Quando Deus chegou à mata verdejante, uma sombra
fresca, estuante de vida úmida, O acolheu e
envolveu. O Senhor se sentiu bem melhor. Uma
brisa constante refrescou-O e deu-Lhe um novo
alento. Extasiado, olhou a Sua própria criação.
Tanto havia criado que nem se lembrava bem
daquele lugar. Seus olhos divinos, de um azul
celeste límpido, cristalino, tentaram adivinhar
quantos matizes de verde se espraiavam por
aquela floresta exuberante. Desistiu. O gorjeio
dos pássaros encantava Seus ouvidos e, ao longe,
escutava o murmúrio dolente de águas correndo...
uma cadência suave.
O Senhor estava sedento. O calor era abrasante.

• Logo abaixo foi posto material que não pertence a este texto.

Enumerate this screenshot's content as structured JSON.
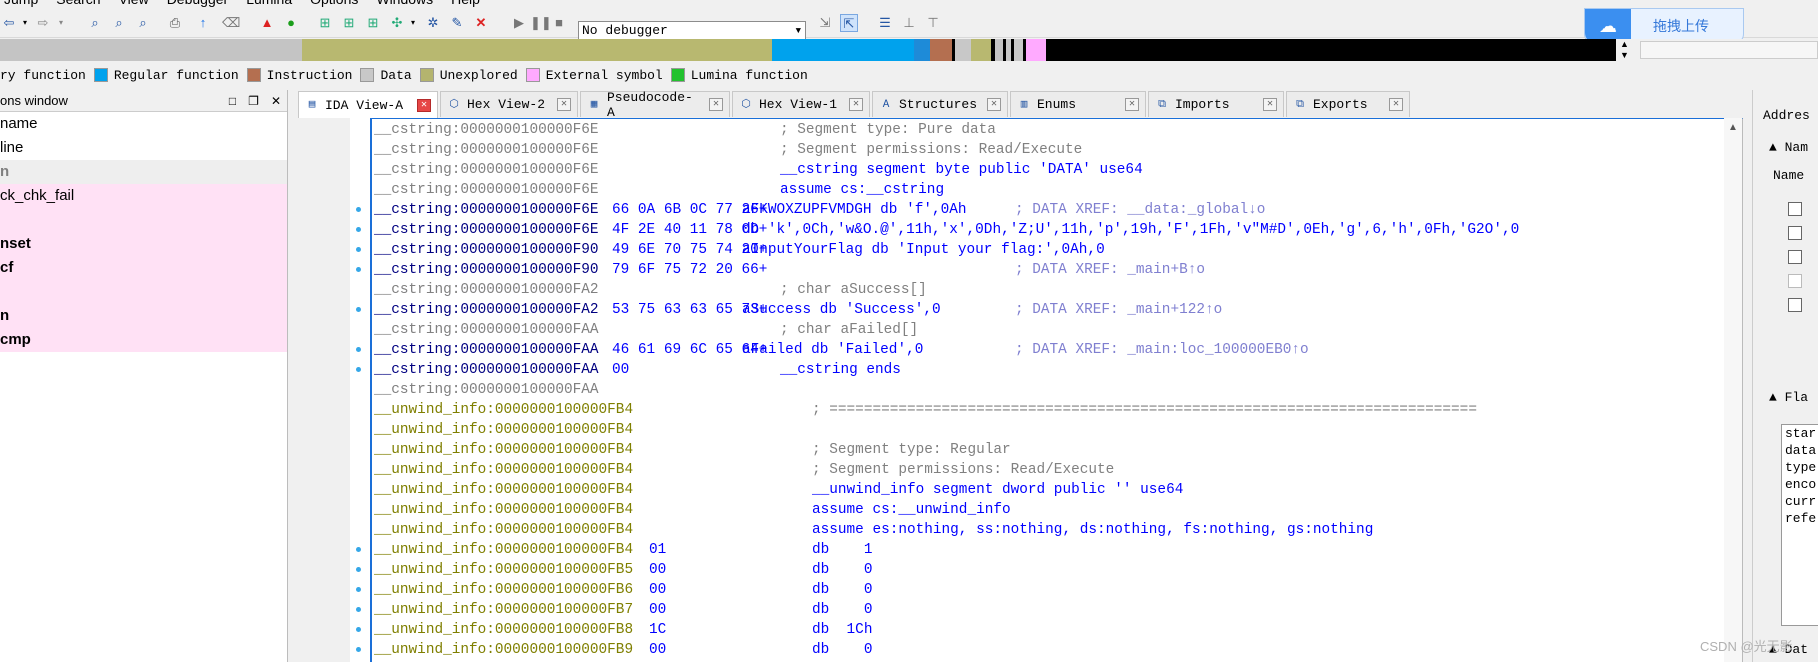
{
  "menu": [
    "Jump",
    "Search",
    "View",
    "Debugger",
    "Lumina",
    "Options",
    "Windows",
    "Help"
  ],
  "toolbar": {
    "debugger_select": "No debugger",
    "upload_label": "拖拽上传"
  },
  "legend": [
    {
      "label": "ry function",
      "color": "#dcdcdc"
    },
    {
      "label": "Regular function",
      "color": "#00a2ed"
    },
    {
      "label": "Instruction",
      "color": "#b46f50"
    },
    {
      "label": "Data",
      "color": "#c8c8c8"
    },
    {
      "label": "Unexplored",
      "color": "#b4b46e"
    },
    {
      "label": "External symbol",
      "color": "#ffaaff"
    },
    {
      "label": "Lumina function",
      "color": "#22c22e"
    }
  ],
  "functions_window": {
    "title": "ons window",
    "header_col": "name",
    "rows": [
      "line",
      "n",
      "ck_chk_fail",
      "",
      "nset",
      "cf",
      "",
      "n",
      "cmp"
    ]
  },
  "tabs": [
    {
      "label": "IDA View-A",
      "icon": "ida-view-icon",
      "active": true
    },
    {
      "label": "Hex View-2",
      "icon": "hex-view-icon"
    },
    {
      "label": "Pseudocode-A",
      "icon": "pseudocode-icon"
    },
    {
      "label": "Hex View-1",
      "icon": "hex-view-icon"
    },
    {
      "label": "Structures",
      "icon": "structures-icon"
    },
    {
      "label": "Enums",
      "icon": "enums-icon"
    },
    {
      "label": "Imports",
      "icon": "imports-icon"
    },
    {
      "label": "Exports",
      "icon": "exports-icon"
    }
  ],
  "disasm": {
    "lines": [
      {
        "addr": "__cstring:0000000100000F6E",
        "bytes": "",
        "code": "; Segment type: Pure data"
      },
      {
        "addr": "__cstring:0000000100000F6E",
        "bytes": "",
        "code": "; Segment permissions: Read/Execute"
      },
      {
        "addr": "__cstring:0000000100000F6E",
        "bytes": "",
        "code": "__cstring segment byte public 'DATA' use64"
      },
      {
        "addr": "__cstring:0000000100000F6E",
        "bytes": "",
        "code": "assume cs:__cstring"
      },
      {
        "addr": "__cstring:0000000100000F6E",
        "bytes": "66 0A 6B 0C 77 26+",
        "code": "aFKWOXZUPFVMDGH db 'f',0Ah",
        "comment": "; DATA XREF: __data:_global↓o"
      },
      {
        "addr": "__cstring:0000000100000F6E",
        "bytes": "4F 2E 40 11 78 0D+",
        "code": "db 'k',0Ch,'w&O.@',11h,'x',0Dh,'Z;U',11h,'p',19h,'F',1Fh,'v\"M#D',0Eh,'g',6,'h',0Fh,'G2O',0"
      },
      {
        "addr": "__cstring:0000000100000F90",
        "bytes": "49 6E 70 75 74 20+",
        "code": "aInputYourFlag db 'Input your flag:',0Ah,0"
      },
      {
        "addr": "__cstring:0000000100000F90",
        "bytes": "79 6F 75 72 20 66+",
        "code": "",
        "comment": "; DATA XREF: _main+B↑o"
      },
      {
        "addr": "__cstring:0000000100000FA2",
        "bytes": "",
        "code": "; char aSuccess[]"
      },
      {
        "addr": "__cstring:0000000100000FA2",
        "bytes": "53 75 63 63 65 73+",
        "code": "aSuccess db 'Success',0",
        "comment": "; DATA XREF: _main+122↑o"
      },
      {
        "addr": "__cstring:0000000100000FAA",
        "bytes": "",
        "code": "; char aFailed[]"
      },
      {
        "addr": "__cstring:0000000100000FAA",
        "bytes": "46 61 69 6C 65 64+",
        "code": "aFailed db 'Failed',0",
        "comment": "; DATA XREF: _main:loc_100000EB0↑o"
      },
      {
        "addr": "__cstring:0000000100000FAA",
        "bytes": "00",
        "code": "__cstring ends"
      },
      {
        "addr": "__cstring:0000000100000FAA",
        "bytes": "",
        "code": ""
      },
      {
        "addr": "__unwind_info:0000000100000FB4",
        "bytes": "",
        "code": "; ==========================================================================="
      },
      {
        "addr": "__unwind_info:0000000100000FB4",
        "bytes": "",
        "code": ""
      },
      {
        "addr": "__unwind_info:0000000100000FB4",
        "bytes": "",
        "code": "; Segment type: Regular"
      },
      {
        "addr": "__unwind_info:0000000100000FB4",
        "bytes": "",
        "code": "; Segment permissions: Read/Execute"
      },
      {
        "addr": "__unwind_info:0000000100000FB4",
        "bytes": "",
        "code": "__unwind_info segment dword public '' use64"
      },
      {
        "addr": "__unwind_info:0000000100000FB4",
        "bytes": "",
        "code": "assume cs:__unwind_info"
      },
      {
        "addr": "__unwind_info:0000000100000FB4",
        "bytes": "",
        "code": "assume es:nothing, ss:nothing, ds:nothing, fs:nothing, gs:nothing"
      },
      {
        "addr": "__unwind_info:0000000100000FB4",
        "bytes": "01",
        "code": "db    1"
      },
      {
        "addr": "__unwind_info:0000000100000FB5",
        "bytes": "00",
        "code": "db    0"
      },
      {
        "addr": "__unwind_info:0000000100000FB6",
        "bytes": "00",
        "code": "db    0"
      },
      {
        "addr": "__unwind_info:0000000100000FB7",
        "bytes": "00",
        "code": "db    0"
      },
      {
        "addr": "__unwind_info:0000000100000FB8",
        "bytes": "1C",
        "code": "db  1Ch"
      },
      {
        "addr": "__unwind_info:0000000100000FB9",
        "bytes": "00",
        "code": "db    0"
      }
    ]
  },
  "right_panel": {
    "address_label": "Addres",
    "name_section": "Nam",
    "name_label": "Name",
    "flags_section": "Fla",
    "flags_text": [
      "star",
      "data",
      "type",
      "enco",
      "curr",
      "refe"
    ],
    "data_section": "Dat"
  },
  "watermark": "CSDN @光无影"
}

Ouvia, mais além, o rumorejar de ondas e
caminhou mais um pouco até que chegou a uma
praia linda. Orgulhou-se de Sua criação, com um
orgulho beirando o embevecimento – o mesmo com
que um pai ternamente observa um filho amado. A
fita de areia branca estendia-se a perder de
vista e um mar calmo, verde como esmeralda,
espraiava-se lânguido em ondas sucessivas e
mansas.
O Senhor nosso Pai aproximou-se de um coqueiro,
colheu um coco e, com o dedo divino, onipotente,
furou-o e, feito menino pequeno, sorveu,
deliciado, aquela água adocicada e refrescante.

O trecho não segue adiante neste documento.